Quand il me voit insister sur un os, il croit que je fais durer le plaisir.
J’ai tant de fois essayé de lui faire comprendre que c’est faux mais je n’ai
pas trouvé les mots qui font mouche. Là, il y a légitimité de mordre. Mais la
diplomatie est préférable, je l’amènerai petit à petit à entendre raison.

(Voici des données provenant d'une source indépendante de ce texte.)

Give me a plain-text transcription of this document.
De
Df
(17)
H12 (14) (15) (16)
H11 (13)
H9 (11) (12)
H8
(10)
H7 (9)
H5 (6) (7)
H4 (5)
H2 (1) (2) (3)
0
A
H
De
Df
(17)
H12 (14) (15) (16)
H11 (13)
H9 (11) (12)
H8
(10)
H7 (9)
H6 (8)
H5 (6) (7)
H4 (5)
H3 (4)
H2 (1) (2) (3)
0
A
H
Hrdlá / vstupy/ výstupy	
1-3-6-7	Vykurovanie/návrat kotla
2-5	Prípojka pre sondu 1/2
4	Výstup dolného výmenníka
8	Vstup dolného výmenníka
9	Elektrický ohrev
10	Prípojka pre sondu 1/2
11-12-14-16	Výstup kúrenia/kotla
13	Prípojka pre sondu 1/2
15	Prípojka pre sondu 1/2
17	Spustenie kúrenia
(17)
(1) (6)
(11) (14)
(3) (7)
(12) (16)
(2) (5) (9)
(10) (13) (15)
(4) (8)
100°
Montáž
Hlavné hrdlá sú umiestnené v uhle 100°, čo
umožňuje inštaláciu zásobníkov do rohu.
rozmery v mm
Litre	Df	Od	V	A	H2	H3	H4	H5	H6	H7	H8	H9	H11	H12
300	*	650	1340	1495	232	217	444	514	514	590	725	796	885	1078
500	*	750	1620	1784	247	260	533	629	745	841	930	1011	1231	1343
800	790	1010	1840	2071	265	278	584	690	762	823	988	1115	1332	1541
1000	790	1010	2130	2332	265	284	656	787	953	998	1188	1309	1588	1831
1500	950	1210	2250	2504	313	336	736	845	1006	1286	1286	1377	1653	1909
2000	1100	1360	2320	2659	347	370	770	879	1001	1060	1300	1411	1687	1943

J’avoue toutefois que c’est difficile parce qu’il n’écoute pas ! Il prétend que
je répète toujours la même expression et qu’il n’y a aucune variété dans mes
propos. Il appelle ça aboiement. Tu parles d’un sens de discernement ! Mais,
faut pas perdre espoir, il finira bien par accéder à la richesse de mon
langage.
Il se peut
aussi qu’il fasse la sourde oreille, l’enfoiré ! Mais, c’est quand même le
patron. Ce n’est pas bon de taper sur son patron…
D’ailleurs, pas
plus loin qu’hier, je l’ai entendu dire : « Le seul défi qui vaille pour un
être humain est de ne pas se comporter comme un chien méchant ! ». Autrement
dit, ne pas restituer la violence qu’on a subie est un challenge ! Si, lui, il
arrive à penser comme ça, que dire de moi !
Quelquefois, il
exagère. Ainsi, en me donnant le nonos, il se vantera auprès de ses congénères
qu’il traite bien son chien … Ensuite, il va me caresser la fourrure en disant
« il est gentil, le chienchien ! » … Vraiment, je n’aime pas la mauvaise foi…

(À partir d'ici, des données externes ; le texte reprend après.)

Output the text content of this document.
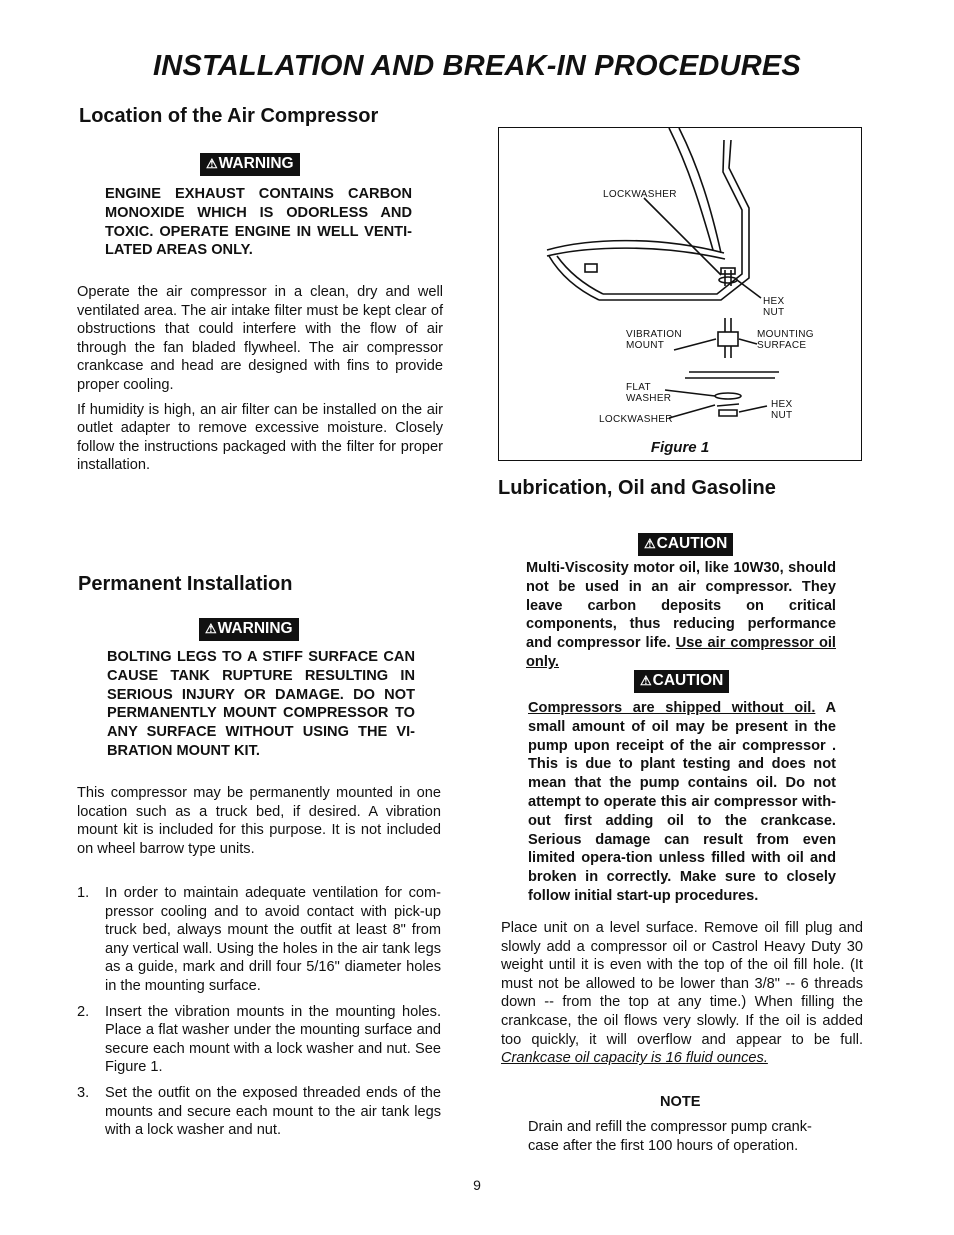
INSTALLATION AND BREAK-IN PROCEDURES
Location of the Air Compressor
⚠WARNING

ENGINE EXHAUST CONTAINS CARBON MONOXIDE WHICH IS ODORLESS AND TOXIC. OPERATE ENGINE IN WELL VENTI-LATED AREAS ONLY.

Operate the air compressor in a clean, dry and well ventilated area. The air intake filter must be kept clear of obstructions that could interfere with the flow of air through the fan bladed flywheel. The air compressor crankcase and head are designed with fins to provide proper cooling.

If humidity is high, an air filter can be installed on the air outlet adapter to remove excessive moisture. Closely follow the instructions packaged with the filter for proper installation.

Permanent Installation
⚠WARNING

BOLTING LEGS TO A STIFF SURFACE CAN CAUSE TANK RUPTURE RESULTING IN SERIOUS INJURY OR DAMAGE. DO NOT PERMANENTLY MOUNT COMPRESSOR TO ANY SURFACE WITHOUT USING THE VI-BRATION MOUNT KIT.

This compressor may be permanently mounted in one location such as a truck bed, if desired. A vibration mount kit is included for this purpose. It is not included on wheel barrow type units.

1. In order to maintain adequate ventilation for com-pressor cooling and to avoid contact with pick-up truck bed, always mount the outfit at least 8" from any vertical wall. Using the holes in the air tank legs as a guide, mark and drill four 5/16" diameter holes in the mounting surface.
2. Insert the vibration mounts in the mounting holes. Place a flat washer under the mounting surface and secure each mount with a lock washer and nut. See Figure 1.
3. Set the outfit on the exposed threaded ends of the mounts and secure each mount to the air tank legs with a lock washer and nut.
LOCKWASHER
HEX
NUT
VIBRATION
MOUNT
MOUNTING
SURFACE
FLAT
WASHER
LOCKWASHER
HEX
NUT
Figure 1
Lubrication, Oil and Gasoline
⚠CAUTION

Multi-Viscosity motor oil, like 10W30, should not be used in an air compressor. They leave carbon deposits on critical components, thus reducing performance and compressor life. Use air compressor oil only.

⚠CAUTION

Compressors are shipped without oil. A small amount of oil may be present in the pump upon receipt of the air compressor . This is due to plant testing and does not mean that the pump contains oil. Do not attempt to operate this air compressor with-out first adding oil to the crankcase. Serious damage can result from even limited opera-tion unless filled with oil and broken in correctly. Make sure to closely follow initial start-up procedures.

Place unit on a level surface. Remove oil fill plug and slowly add a compressor oil or Castrol Heavy Duty 30 weight until it is even with the top of the oil fill hole. (It must not be allowed to be lower than 3/8" -- 6 threads down -- from the top at any time.) When filling the crankcase, the oil flows very slowly. If the oil is added too quickly, it will overflow and appear to be full. Crankcase oil capacity is 16 fluid ounces.

NOTE

Drain and refill the compressor pump crank-case after the first 100 hours of operation.

9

Je crois que je vais le mordre un peu… Là, il y a nécessité de mordre. Qu’en
dis-tu compère ? On le mord ? Juste un petit coup… Meu non… Je suis un vrai
chien moi ! Avec des principes… je ne suis pas un chien de fusil ou un chien de
faïence… Il ne sera jamais dit que j’ai failli au principe de la fidélité.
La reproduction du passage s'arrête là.